Maggie, qui de Miu Miu Women’s Tales a été enrôlée pour faire partie du comité qui sélectionnera les talents féminins destinés à produire les prochains courts métrages de la précieuse collection, de son côté, ne simplifie pas : « Nous avons une prairie à conquérir, ça ne sert à rien de rivaliser les unes avec les autres, les femmes doivent soutenir les femmes et occuper chaque centimètre de cet espace. Nous devons regarder nos films avec curiosité et compassion et promouvoir les talents féminins dans tous les départements : pourquoi y a-t-il si peu de femmes directrices de la photographie et si peu de femmes dans les catégories techniques ? Et il faut répéter sans cesse qu’il n’est pas bon de nous payer moins que les hommes parce que cela revient à nous valoriser moins. »

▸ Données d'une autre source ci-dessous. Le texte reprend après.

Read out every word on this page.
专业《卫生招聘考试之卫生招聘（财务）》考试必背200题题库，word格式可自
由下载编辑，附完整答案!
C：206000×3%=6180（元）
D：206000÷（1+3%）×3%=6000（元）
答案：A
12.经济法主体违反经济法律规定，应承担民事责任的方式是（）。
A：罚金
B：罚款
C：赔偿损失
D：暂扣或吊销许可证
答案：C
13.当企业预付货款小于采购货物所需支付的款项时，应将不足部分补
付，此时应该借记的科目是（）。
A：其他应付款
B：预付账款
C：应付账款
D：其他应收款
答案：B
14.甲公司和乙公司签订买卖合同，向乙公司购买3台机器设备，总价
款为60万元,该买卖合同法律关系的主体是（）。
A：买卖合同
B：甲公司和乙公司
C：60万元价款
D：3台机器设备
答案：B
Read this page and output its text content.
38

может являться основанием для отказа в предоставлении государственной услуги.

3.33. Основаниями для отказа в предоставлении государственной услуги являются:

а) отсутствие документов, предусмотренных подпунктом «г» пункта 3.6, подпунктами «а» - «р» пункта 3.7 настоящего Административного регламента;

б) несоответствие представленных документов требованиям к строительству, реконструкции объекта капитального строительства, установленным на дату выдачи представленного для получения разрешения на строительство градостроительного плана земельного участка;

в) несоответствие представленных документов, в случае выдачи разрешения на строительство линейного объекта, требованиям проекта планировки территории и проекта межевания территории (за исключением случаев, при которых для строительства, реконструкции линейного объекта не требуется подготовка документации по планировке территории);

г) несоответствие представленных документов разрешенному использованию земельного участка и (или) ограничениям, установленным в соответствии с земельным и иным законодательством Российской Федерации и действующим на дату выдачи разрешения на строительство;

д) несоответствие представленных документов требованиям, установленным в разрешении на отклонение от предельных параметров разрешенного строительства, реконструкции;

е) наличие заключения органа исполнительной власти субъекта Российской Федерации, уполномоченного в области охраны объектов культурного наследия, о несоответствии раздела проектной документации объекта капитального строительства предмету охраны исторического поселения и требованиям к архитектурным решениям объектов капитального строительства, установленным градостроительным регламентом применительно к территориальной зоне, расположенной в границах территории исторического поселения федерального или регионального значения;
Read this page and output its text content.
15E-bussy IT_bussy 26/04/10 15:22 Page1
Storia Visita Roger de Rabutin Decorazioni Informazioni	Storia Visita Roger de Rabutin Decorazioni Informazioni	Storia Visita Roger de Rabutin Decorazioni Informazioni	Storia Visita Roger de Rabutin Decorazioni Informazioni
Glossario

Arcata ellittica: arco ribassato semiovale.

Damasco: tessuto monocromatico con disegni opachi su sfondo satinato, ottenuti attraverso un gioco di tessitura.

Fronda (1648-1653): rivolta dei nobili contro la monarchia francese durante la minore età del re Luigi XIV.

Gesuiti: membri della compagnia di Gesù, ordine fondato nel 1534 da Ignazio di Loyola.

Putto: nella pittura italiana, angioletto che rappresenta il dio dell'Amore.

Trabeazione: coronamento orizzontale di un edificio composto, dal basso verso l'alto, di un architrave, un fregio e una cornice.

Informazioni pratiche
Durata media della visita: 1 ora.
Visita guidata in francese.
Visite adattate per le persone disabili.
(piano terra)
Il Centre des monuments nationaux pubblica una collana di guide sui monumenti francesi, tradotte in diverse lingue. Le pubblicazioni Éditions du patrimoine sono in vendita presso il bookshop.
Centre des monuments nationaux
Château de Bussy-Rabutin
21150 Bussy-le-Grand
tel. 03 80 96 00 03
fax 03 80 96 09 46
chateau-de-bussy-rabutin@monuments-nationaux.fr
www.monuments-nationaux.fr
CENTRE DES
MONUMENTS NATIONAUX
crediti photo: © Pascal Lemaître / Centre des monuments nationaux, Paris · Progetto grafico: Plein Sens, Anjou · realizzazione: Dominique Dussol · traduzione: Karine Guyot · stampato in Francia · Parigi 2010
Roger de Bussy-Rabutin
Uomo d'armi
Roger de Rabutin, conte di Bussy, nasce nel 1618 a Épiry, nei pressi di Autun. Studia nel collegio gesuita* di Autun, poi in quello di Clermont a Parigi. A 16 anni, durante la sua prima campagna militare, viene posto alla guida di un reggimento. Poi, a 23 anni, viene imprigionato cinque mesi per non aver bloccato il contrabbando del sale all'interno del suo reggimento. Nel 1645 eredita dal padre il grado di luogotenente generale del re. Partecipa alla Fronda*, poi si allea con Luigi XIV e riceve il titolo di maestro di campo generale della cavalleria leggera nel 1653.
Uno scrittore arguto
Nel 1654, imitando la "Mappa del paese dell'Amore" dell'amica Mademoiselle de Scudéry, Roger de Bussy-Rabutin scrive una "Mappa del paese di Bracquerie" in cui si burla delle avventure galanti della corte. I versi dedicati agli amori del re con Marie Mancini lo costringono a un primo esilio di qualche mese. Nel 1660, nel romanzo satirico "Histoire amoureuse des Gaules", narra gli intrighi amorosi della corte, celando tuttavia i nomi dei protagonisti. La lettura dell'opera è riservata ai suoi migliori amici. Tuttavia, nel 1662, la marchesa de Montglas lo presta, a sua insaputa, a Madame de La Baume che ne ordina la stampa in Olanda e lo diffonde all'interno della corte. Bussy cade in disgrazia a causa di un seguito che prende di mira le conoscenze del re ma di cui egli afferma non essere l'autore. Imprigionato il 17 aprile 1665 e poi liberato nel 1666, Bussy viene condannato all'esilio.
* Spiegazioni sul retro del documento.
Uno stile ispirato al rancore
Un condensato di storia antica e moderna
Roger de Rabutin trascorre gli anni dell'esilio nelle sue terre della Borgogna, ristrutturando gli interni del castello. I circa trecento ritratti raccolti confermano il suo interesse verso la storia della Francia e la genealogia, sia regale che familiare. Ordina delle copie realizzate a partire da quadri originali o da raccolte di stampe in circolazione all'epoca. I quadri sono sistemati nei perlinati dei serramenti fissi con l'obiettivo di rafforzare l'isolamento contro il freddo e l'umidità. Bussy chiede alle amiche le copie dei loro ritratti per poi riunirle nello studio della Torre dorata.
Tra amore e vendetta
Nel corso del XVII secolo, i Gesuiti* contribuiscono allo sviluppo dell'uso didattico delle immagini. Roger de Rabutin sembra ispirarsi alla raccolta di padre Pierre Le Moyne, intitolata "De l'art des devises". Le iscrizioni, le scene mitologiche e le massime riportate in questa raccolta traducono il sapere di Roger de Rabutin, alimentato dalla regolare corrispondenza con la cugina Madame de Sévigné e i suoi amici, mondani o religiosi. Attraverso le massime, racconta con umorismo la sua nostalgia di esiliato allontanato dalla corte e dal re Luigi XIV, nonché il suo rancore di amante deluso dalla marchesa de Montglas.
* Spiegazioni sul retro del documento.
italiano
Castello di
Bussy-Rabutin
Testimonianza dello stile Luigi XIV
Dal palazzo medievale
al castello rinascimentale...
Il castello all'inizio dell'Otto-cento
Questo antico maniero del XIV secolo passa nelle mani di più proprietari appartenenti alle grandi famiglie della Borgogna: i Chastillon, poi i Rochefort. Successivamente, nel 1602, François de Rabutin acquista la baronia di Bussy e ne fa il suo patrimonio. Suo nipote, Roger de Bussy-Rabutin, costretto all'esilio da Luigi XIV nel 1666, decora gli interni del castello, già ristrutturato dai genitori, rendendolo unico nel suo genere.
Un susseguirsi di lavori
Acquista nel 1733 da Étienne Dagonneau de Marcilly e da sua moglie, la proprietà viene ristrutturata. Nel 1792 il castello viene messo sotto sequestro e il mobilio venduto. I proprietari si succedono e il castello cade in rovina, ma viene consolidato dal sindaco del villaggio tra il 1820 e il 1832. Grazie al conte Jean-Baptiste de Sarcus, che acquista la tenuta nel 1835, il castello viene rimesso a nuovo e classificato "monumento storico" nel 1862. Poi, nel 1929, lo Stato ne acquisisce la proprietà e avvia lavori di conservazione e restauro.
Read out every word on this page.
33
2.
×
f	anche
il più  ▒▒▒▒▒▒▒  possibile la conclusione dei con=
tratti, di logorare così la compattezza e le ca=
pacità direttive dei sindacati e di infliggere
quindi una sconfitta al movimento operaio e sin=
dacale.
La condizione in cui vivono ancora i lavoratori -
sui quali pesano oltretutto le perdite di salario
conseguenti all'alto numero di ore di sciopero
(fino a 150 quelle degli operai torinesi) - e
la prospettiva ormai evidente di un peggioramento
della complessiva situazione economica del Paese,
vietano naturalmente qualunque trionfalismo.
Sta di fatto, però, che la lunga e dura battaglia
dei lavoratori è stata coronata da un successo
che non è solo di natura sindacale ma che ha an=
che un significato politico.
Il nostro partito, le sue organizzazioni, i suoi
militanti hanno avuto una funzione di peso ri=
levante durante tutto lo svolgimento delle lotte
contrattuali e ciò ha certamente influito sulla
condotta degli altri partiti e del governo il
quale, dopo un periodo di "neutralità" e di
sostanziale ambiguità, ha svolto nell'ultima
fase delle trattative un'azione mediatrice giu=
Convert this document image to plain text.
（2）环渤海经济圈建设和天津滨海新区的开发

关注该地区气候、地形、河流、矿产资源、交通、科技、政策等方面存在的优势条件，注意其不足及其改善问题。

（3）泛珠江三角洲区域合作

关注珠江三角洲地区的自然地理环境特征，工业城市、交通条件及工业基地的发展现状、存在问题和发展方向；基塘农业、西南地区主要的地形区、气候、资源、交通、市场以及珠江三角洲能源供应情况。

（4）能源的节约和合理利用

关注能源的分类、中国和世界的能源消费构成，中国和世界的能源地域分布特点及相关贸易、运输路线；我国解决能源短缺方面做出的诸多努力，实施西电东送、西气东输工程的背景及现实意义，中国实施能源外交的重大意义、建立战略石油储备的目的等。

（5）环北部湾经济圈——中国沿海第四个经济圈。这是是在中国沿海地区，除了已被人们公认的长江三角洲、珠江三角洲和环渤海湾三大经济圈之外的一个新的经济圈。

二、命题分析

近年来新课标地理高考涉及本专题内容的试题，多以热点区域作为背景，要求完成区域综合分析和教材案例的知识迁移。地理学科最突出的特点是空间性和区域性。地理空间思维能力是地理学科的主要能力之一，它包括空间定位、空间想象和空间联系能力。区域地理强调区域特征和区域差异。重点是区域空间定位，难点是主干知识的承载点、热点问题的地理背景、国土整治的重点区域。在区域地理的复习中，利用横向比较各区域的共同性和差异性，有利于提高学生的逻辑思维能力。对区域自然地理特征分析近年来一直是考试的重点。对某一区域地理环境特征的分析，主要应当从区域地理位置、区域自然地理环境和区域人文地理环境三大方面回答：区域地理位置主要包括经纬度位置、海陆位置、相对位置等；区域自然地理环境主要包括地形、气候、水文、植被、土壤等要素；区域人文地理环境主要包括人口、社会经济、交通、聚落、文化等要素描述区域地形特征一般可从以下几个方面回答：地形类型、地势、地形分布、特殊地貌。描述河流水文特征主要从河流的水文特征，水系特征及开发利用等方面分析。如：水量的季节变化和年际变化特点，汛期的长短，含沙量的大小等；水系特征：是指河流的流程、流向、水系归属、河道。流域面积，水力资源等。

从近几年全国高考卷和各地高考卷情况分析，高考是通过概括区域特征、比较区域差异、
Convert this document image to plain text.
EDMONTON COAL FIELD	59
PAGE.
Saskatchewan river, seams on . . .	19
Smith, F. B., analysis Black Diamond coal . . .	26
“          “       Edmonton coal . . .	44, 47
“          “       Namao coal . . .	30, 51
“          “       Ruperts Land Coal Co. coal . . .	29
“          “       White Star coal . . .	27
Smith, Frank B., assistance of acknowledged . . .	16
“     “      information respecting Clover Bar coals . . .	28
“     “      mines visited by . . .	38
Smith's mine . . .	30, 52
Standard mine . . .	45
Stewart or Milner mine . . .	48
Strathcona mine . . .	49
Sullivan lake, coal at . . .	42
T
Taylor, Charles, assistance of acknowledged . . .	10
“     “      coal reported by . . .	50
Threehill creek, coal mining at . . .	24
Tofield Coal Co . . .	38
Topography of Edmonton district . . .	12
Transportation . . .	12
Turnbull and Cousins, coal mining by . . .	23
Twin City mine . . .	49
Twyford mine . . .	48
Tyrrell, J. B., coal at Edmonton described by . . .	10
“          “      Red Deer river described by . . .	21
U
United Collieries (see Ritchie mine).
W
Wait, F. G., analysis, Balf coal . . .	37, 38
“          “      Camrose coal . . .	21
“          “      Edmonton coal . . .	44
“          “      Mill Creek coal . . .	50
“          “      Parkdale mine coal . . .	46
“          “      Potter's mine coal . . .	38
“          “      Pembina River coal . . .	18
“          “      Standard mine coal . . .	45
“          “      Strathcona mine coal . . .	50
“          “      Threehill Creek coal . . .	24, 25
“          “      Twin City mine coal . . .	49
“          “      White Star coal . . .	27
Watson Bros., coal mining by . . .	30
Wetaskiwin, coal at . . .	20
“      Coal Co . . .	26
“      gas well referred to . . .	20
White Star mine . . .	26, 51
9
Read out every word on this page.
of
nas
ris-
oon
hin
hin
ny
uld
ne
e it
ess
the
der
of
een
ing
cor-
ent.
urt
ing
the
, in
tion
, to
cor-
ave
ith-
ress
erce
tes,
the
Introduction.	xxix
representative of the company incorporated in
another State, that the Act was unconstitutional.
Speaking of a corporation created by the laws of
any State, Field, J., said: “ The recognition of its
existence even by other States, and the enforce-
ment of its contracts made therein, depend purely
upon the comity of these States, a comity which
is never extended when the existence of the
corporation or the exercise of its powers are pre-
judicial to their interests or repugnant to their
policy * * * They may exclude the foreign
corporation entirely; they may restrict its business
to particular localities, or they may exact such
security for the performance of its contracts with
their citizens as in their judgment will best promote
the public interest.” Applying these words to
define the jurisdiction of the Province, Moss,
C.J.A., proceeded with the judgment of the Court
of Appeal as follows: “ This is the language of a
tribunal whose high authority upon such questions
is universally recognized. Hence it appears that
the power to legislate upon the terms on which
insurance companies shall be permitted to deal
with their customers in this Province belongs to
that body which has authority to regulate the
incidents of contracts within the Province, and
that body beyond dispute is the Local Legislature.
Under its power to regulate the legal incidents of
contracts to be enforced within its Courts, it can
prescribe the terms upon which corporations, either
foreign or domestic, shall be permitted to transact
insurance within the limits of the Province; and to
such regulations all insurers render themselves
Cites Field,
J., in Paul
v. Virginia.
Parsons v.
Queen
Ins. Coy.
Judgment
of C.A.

Le présent comme roman dystopique

Il cite Agnès Varda, « qui en avait assez de ne pas être prise au sérieux par la troupe exclusivement masculine » (dans le numéro de Je femme du 7 octobre (Liv Ullmann nous a dit la même chose), et puis Jean Rhys, l’auteur de Bonjour, minuit (titre tiré d’un vers d’Emily Dickinson), un livre dont « en le lisant en surface, on pourrait traquer une femme qui se promène dans Paris, achète une robe, réserve une chambre d’hôtel et accomplit d’autres actions quotidiennes. Mais, en réalité, il raconte la descente au plus profond de son esprit. Depuis que je l’ai lu, chaque fois que j’effectue une de ces actions simples et banales, je réfléchis au fait que les pensées que je produis en l’accomplissant ont une valeur. Les femmes ont le droit d’apprendre à utiliser leur langue et c’est merveilleux de savoir qu’il y a quelque chose de nouveau que nous pouvons apporter au monde.».

Le Gardienécrivant sur cette actrice-auteure intelligente qui – on l’imagine – n’aura pas toujours eu tout facile (Netflix s’est retiré de son prochain projet de film La mariéeremake de La fiancée de Frankenstein par James Whale de 1935), la compare à Mary Pickford qui, en 1919, bien qu’elle soit la seule fille du groupe, crée la société de production United Artists avec Charlie Chaplin, David Griffith et Douglas Fairbanks. Pour Pickford, l’avènement du son a été sa chute. Pour le couple de révolutionnaires instinctifs et pour tous ceux qui imaginent Los Angeles comme le décor des véritables et très prochains « Hunger Games », Hollywood est vraiment la dernière tranchée: «C’est un roman dystopique dans lequel nous vivons. Nous avons donné les clés de la maison aux robots, comment est-il possible que nous n’ayons pas vu tout cela venir ? brillant Sarsgaard qui aimerait voir Tommy Lee Jones, « un gars sérieux qui fait aussi un peu peur », à la tête des négociations sur l’utilisation de l’intelligence artificielle au cinéma. «Nous devons gagner cette bataille. Parce que peut-être que cela ne vous semble pas important qu’il existe des stars de cinéma qui ne soient pas humaines. Mais s’ils peuvent le faire, ils pourront également remplacer les médecins avec Chat Gpt. Ce qui se passe dans notre monde, peut-être un peu ridicule, mais très visible, et donc en première ligne aujourd’hui, trace la voie pour tout ce qui va suivre. »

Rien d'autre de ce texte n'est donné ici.